Many CISOs we speak with talk about their focus on a Shift Left approach, a popular term in the DevOps community. Shifting Left means information security is built into the application process from the beginning of the development lifecycle. When processes are performed earlier in the development lifecycle, including security checks and audits, it becomes easier to find flaws and potential issues, and resources are used more efficiently. By doing so, CISOs and their teams are able to mitigate the risk potential security concerns pose to both the delivery schedule and end users.
In order for security teams to enable the DevOps process, strong collaboration is required to transform into what is known as DevSecOps. DevSecOps means security teams working closely with the DevOps teams to address security concerns as early in the development lifecycle as possible.
But what does shift left mean? Shifting left refers to the effort by a DevOps team to implement measures to ensure application quality at an early point in the software
development lifecycle. In the case of application security, this means implementing measures to ensure security concerns are taken into consideration while the application is being developed, rather than at the end of the process.
On page 10 Bradley Schaufenbuel, CISO, Paychex says, “Our goal is to get security involved earlier in the development of new processes, products and strategy. I want to make sure we embed security into that thinking from the very beginning
rather than bolting it on at the end. For example, typically, software developers develop code which is placed into production, then security comes in and tests for any issues. When security does find issues, they may be expensive to fix and take time away from pushing out new code. With shifting left, security is baked in at the beginning, which helps avoid costly adjustments.”
BENEFITS OF SHIFTING LEFT
With an end goal of increasing quality and reducing the amount of time required for testing, Shifting Left solidifies both of these are met. By waiting to evaluate later in the development lifecycle, the cost of fixing any security concerns significantly increases.
Improving Security Protections
Historically, development teams may have been reluctant to implement or engage in a Shift Left approach because they believed involving security too early in the process may delay or complicate a project. However, DevOps has changed in recent years, and Shifting Left has become increasingly practical, and a best practice in the worlds of both DevOps and security.
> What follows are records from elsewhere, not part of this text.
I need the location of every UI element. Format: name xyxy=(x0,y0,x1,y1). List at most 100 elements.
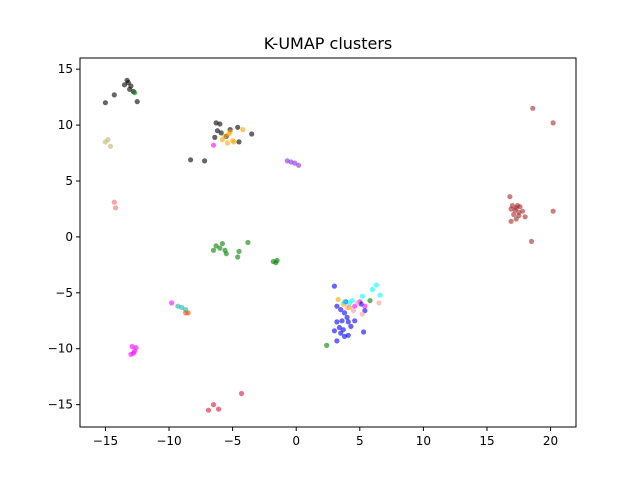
data-point xyxy=(354,300,360,306)
data-point xyxy=(367,298,373,304)
series-4 xyxy=(102,137,114,149)
series-1 xyxy=(132,90,373,348)
data-point xyxy=(127,86,133,92)
data-point xyxy=(336,324,342,331)
y-axis: −15 −10 −5 0 5 10 15 xyxy=(48,62,80,412)
data-point xyxy=(530,105,536,111)
data-point xyxy=(512,207,518,213)
data-point xyxy=(111,199,117,205)
x-tick-label: −10 xyxy=(156,434,181,448)
data-point xyxy=(369,286,376,293)
x-tick-label: −15 xyxy=(93,434,118,448)
data-point xyxy=(522,214,528,220)
data-point xyxy=(520,208,526,214)
data-point xyxy=(134,99,140,105)
data-point xyxy=(334,338,340,344)
data-point xyxy=(121,82,128,88)
x-tick-label: 20 xyxy=(543,434,558,448)
data-point xyxy=(238,390,245,397)
series-7 xyxy=(507,105,556,244)
data-point xyxy=(216,406,222,412)
data-point xyxy=(274,257,280,263)
chart-title: K-UMAP clusters xyxy=(264,34,393,53)
data-point xyxy=(508,206,514,212)
data-point xyxy=(550,120,556,126)
data-point xyxy=(240,127,246,133)
data-point xyxy=(133,345,139,351)
series-10 xyxy=(344,300,382,317)
data-point xyxy=(511,211,517,218)
data-point xyxy=(102,100,108,106)
data-point xyxy=(219,137,225,143)
y-tick-label: 15 xyxy=(58,62,73,76)
series-5 xyxy=(284,158,302,168)
data-point xyxy=(331,283,337,289)
data-point xyxy=(350,308,356,314)
data-point xyxy=(217,245,223,251)
data-point xyxy=(218,130,224,136)
data-point xyxy=(341,310,348,316)
x-axis: −15 −10 −5 0 5 10 15 20 xyxy=(93,427,558,448)
y-tick-label: 5 xyxy=(65,174,73,188)
data-point xyxy=(224,140,231,146)
x-tick-label: 5 xyxy=(356,434,364,448)
data-point xyxy=(344,304,350,310)
data-point xyxy=(348,323,354,329)
series-0 xyxy=(102,77,255,164)
data-point xyxy=(236,139,242,145)
data-point xyxy=(183,307,189,313)
data-point xyxy=(169,300,175,306)
x-tick-label: 0 xyxy=(292,434,300,448)
data-point xyxy=(212,134,218,140)
series-6 xyxy=(111,199,119,211)
data-point xyxy=(362,303,368,309)
data-point xyxy=(205,407,212,413)
data-point xyxy=(235,124,241,130)
data-point xyxy=(550,208,556,214)
data-point xyxy=(352,318,358,324)
y-tick-label: 10 xyxy=(58,118,73,132)
data-point xyxy=(245,239,251,246)
data-point xyxy=(331,328,337,334)
data-point xyxy=(335,296,341,303)
data-point xyxy=(339,318,345,324)
data-point xyxy=(249,131,255,137)
data-point xyxy=(338,307,344,313)
data-point xyxy=(210,142,217,148)
data-point xyxy=(231,139,237,145)
data-point xyxy=(359,293,365,299)
data-point xyxy=(217,121,223,127)
series-9 xyxy=(341,282,383,306)
data-point xyxy=(223,251,229,257)
y-tick-label: −15 xyxy=(48,398,73,412)
series-13 xyxy=(205,390,245,413)
data-point xyxy=(513,216,519,222)
data-point xyxy=(345,319,351,325)
data-point xyxy=(345,332,351,338)
data-point xyxy=(236,248,242,254)
x-tick-label: 15 xyxy=(479,434,494,448)
data-point xyxy=(107,143,114,149)
y-tick-label: −5 xyxy=(55,286,73,300)
data-point xyxy=(129,343,135,350)
data-point xyxy=(359,311,365,317)
data-point xyxy=(338,330,344,336)
data-point xyxy=(292,160,298,166)
x-tick-label: 10 xyxy=(416,434,431,448)
data-point xyxy=(111,92,117,98)
x-tick-label: −5 xyxy=(224,434,242,448)
data-point xyxy=(213,243,219,249)
data-point xyxy=(508,218,514,224)
points-layer xyxy=(102,77,556,413)
data-point xyxy=(377,292,383,298)
data-point xyxy=(334,319,340,325)
data-point xyxy=(113,205,119,211)
series-12 xyxy=(175,303,189,313)
data-point xyxy=(130,350,136,356)
data-point xyxy=(179,304,185,310)
data-point xyxy=(202,158,208,164)
data-point xyxy=(296,162,302,168)
y-tick-label: −10 xyxy=(48,342,73,356)
data-point xyxy=(235,254,241,260)
data-point xyxy=(341,299,348,305)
Implementing Shifting Left
Shifting Left begins with establishing collaboration between the entire security and DevOps teams. Integrating the importance of security into the workforce culture purports responsibly among all individuals within an organization. Ensuring this buy-in is vital for success. For example, developers must be bought into the Shift Left approach when they code with security top of mind.
CISO and security leaders should encourage their teams to engage in regular conversations about application security via the development process. Security must continue to speak with their developer counterparts so Shifting Left becomes embedded in their process.
Testing is also key in ensuring shifting left takes place. Testing automation and continuous integration are vital components and things to be mindful of, especially as developers are becoming comfortable with Shifting Left.